2.Consultation is a form of participation where the government invites the public to provide its opinion, comments, views and feedback on a specific document. It can be reactive when the government requests for consultation. It can also be proactive, when citizens remind the government about the need for them to be asked to comment on laws which will affect them.

3.Active involvement means collaboration and jointly undertaken responsibilities at all stages of the decision-making process. It may be described as a situation where the representatives of the public sit at the same table with government representatives and where the initiative can come from both sides.

Arnstein (1969) – Ladder of PP

It is obvious that to have an efficient PP, the citizens should have access to the right and timely information so as to have consultation and active involvement. However, the access to information which is a fundamental pillar for good governance as well as an effective tool against corruption in turn requires the adoption of the Freedom of Information Act which is long overdue. While many jurisdictions have adopted a more or less similar legislation to the Freedom of Information Act enacted by the UK in 2000, Mauritius is still in the process of enacting one. It is to be noted that in the Government Programme 2015-2019 the present Government had promised: “A Freedom of Information Act will be brought forward to promote transparency and accountability in public administration and more particularly in contract allocations.

Challenges of Public Participation

However, I would caution that PP is not easy. A number of challenges can be obstacles to an efficient PP. These will include among others the high cost factor, the delay in taking the necessary right decision, the technical issues not necessarily understood by all the citizens, the culture gap between government officials and the citizens, the complex protocol for carrying out the PP process and a lack of will power from the government. Identifying and addressing these barriers is imperative prior to embarking on PP in decision-making.

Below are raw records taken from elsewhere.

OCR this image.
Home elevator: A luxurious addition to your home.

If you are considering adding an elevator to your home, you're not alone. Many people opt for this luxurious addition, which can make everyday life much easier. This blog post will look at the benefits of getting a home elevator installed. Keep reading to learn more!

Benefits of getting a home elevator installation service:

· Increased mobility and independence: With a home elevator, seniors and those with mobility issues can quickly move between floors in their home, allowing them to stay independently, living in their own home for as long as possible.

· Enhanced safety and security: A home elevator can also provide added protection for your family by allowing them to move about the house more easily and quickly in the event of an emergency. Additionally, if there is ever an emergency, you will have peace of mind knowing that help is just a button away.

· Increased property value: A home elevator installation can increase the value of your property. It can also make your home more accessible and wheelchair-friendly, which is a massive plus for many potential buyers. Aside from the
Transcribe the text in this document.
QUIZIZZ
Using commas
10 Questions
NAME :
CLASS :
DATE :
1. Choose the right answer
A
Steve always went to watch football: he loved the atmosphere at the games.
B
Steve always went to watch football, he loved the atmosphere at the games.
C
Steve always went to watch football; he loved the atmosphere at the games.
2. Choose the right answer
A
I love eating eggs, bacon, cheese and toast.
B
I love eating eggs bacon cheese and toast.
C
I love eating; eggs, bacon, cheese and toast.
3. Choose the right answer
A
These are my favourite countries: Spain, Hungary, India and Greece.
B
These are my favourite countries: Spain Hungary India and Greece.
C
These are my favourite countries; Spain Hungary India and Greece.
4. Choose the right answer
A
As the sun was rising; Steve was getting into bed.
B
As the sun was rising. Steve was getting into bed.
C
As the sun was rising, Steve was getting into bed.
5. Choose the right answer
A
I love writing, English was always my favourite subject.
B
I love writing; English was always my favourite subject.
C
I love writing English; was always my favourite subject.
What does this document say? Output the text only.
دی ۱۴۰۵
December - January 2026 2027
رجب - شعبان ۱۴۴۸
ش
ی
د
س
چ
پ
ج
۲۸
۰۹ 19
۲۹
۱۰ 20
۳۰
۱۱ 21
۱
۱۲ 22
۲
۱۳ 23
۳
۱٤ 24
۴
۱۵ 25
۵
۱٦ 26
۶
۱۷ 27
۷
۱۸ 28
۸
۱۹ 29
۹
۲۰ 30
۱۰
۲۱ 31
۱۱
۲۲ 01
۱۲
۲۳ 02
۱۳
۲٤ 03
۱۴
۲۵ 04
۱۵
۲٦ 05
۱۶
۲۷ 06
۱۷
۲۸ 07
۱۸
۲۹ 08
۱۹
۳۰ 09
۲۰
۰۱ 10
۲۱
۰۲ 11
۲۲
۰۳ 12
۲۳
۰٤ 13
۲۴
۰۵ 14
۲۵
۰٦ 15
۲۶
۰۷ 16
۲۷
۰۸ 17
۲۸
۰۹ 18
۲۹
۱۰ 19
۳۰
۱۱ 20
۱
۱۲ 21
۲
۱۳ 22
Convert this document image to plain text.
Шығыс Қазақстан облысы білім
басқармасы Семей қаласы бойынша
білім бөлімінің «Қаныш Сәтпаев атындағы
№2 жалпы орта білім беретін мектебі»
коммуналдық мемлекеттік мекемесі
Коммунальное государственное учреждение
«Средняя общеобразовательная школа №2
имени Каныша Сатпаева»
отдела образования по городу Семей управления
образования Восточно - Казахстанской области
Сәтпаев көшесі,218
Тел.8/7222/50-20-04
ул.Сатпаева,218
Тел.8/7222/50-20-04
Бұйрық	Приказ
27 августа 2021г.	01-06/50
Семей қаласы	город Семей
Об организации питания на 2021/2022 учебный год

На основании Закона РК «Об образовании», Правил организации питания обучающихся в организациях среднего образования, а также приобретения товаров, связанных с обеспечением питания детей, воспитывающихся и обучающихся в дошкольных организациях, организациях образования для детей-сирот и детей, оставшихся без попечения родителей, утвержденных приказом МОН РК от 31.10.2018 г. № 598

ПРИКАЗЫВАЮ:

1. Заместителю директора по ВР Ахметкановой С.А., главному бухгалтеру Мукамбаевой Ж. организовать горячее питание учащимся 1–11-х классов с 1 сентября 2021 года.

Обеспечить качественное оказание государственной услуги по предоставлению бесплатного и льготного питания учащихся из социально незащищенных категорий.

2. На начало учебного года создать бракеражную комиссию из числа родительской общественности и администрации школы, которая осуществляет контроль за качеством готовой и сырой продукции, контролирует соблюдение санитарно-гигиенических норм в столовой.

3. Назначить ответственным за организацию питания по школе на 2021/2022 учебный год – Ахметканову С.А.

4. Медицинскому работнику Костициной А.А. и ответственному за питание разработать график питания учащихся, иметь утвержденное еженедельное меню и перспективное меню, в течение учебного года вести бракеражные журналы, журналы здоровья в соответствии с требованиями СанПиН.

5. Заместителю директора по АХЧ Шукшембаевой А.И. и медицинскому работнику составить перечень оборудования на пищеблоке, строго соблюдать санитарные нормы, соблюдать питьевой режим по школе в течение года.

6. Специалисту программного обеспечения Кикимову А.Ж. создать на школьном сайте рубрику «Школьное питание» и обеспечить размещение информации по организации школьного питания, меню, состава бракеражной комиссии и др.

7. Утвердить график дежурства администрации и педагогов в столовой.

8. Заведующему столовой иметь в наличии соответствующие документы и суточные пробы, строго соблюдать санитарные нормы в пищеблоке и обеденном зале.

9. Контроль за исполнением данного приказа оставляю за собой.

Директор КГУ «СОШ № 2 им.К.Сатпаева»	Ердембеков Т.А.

I would also hasten to point out that I am not against development, but against Unsustainable Development which privileges only a few, but does not care for the masses and the present and future young generations at large. Sustainability can only be guaranteed by PP. Imagine what it would have been like if Government had allowed the population to participate in the development of the Metro Express project! It would have been one of a kind! A Government that works alongside its people by getting its projects endorsed is always a winner.

As the saying goes – Never underestimate the Power of the Common Man.